Shenanigans
Notre Dame at Morningside,
1919. (George Gipp broke his leg in this game)
It was this game that produced one of the most hilarious and probably most
apocryphal of all Irish football stories. It was so cold that the
Morningside coach equipped all his players with white cotton gloves. On one
of the first plays from scrimmage there was a huge pile-up and, allegedly,
the Notre Dame linemen came up wearing the white gloves.
"Not quite true," said Rock, "but a couple pair did change
hands during the game."
* * * * * *
At a Christmas Eve party given
for the Notre Dame team during our stopover in Houston on the way to the
1925 Rose Bowl, Rockne was his familiar humorous self. After-dinner speeches
were in order and he was asked to comment on the city.

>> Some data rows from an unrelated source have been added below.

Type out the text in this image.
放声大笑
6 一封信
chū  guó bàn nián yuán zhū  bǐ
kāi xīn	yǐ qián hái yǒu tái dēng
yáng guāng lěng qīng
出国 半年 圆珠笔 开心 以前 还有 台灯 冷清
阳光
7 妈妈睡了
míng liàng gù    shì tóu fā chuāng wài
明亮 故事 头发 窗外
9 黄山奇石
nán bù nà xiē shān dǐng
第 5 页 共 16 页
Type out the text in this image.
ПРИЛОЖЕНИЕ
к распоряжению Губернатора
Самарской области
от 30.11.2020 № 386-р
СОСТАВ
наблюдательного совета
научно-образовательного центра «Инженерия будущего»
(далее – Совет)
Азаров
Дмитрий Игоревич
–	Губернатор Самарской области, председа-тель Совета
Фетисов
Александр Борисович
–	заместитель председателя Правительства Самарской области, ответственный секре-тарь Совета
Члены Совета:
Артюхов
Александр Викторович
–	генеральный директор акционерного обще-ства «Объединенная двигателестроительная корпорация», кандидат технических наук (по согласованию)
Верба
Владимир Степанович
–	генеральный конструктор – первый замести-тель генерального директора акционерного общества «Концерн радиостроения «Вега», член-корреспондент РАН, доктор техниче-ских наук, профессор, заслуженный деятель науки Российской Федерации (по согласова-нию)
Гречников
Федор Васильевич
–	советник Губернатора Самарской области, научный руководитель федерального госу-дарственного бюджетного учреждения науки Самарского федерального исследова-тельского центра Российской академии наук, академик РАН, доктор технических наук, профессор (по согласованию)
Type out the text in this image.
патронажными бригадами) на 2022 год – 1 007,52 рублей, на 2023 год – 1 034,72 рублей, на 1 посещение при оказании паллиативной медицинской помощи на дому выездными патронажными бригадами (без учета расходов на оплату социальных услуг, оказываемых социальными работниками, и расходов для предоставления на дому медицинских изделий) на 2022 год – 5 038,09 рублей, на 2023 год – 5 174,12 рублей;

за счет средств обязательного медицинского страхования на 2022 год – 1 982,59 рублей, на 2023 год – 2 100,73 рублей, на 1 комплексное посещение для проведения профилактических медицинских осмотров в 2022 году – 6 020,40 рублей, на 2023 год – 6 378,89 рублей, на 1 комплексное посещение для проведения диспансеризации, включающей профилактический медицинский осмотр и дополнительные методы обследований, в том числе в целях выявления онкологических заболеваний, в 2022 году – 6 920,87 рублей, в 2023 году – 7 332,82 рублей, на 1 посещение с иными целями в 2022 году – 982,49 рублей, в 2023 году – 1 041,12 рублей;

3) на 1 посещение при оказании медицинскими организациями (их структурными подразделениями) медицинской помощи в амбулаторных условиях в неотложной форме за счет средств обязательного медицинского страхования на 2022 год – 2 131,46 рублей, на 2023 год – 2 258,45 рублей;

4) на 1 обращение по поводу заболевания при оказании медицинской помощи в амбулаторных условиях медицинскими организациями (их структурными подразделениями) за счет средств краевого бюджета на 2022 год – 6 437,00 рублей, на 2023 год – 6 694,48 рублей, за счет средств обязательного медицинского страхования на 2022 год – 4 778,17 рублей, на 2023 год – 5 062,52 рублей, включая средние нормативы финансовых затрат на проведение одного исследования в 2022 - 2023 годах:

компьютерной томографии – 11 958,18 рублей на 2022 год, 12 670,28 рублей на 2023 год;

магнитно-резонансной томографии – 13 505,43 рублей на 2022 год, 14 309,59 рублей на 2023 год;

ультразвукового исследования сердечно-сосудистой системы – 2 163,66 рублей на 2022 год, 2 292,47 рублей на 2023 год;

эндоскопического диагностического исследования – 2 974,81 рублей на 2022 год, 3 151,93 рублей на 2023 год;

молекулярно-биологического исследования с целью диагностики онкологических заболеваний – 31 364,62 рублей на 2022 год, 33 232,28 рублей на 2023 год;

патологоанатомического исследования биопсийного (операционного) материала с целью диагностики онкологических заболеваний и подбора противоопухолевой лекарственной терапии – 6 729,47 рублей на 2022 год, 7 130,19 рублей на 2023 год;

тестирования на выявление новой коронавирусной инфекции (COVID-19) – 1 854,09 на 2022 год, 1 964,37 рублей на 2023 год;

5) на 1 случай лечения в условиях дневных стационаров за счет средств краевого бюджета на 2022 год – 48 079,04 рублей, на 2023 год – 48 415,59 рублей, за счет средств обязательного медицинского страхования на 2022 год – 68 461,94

"What do you think of Houston?" somebody wanted to know. Houston
was only then beginning to grow.
Rock grinned.
"I'm afraid to answer that," he said. "in New Orleans, I was
asked what I thought of that city and I remarked that I thought it was a
very unique town. One of the good Latin padres challenged my choice of the
word unique.
" 'You mean,' he said, 'unus, meaning one; and equus, meaning horse.
What you're saying, Mr. Rockne, is that New Orleans is a one-horse town!'
"And so," Rock told our Houston audience, "I don't think I'd
better answer your question about what I think of Houston."
* * * * * *
Nordy Hoffman, guard on
Rockne's famous undefeated team of 1931 recalls:
"'A few years ago I was coming out of my office in Washington, D.C.,
and a woman was standing on the sidewalk in front of me, trying to talk to
me. I was so busy and feeling so important that I walked right by her and
jumped in a cab and rode away. On the ride I started thinking about the
woman and about Rockne and about how this was not what he'd taught me. I
realized that I was such a jerk. I told the cabdriver to go back to my
office and he did. I found the woman and asked her what she'd been trying to
tell me. 'I haven't eaten in a week,' she said. I gave her some money and
she promised to repay me. I said she already had."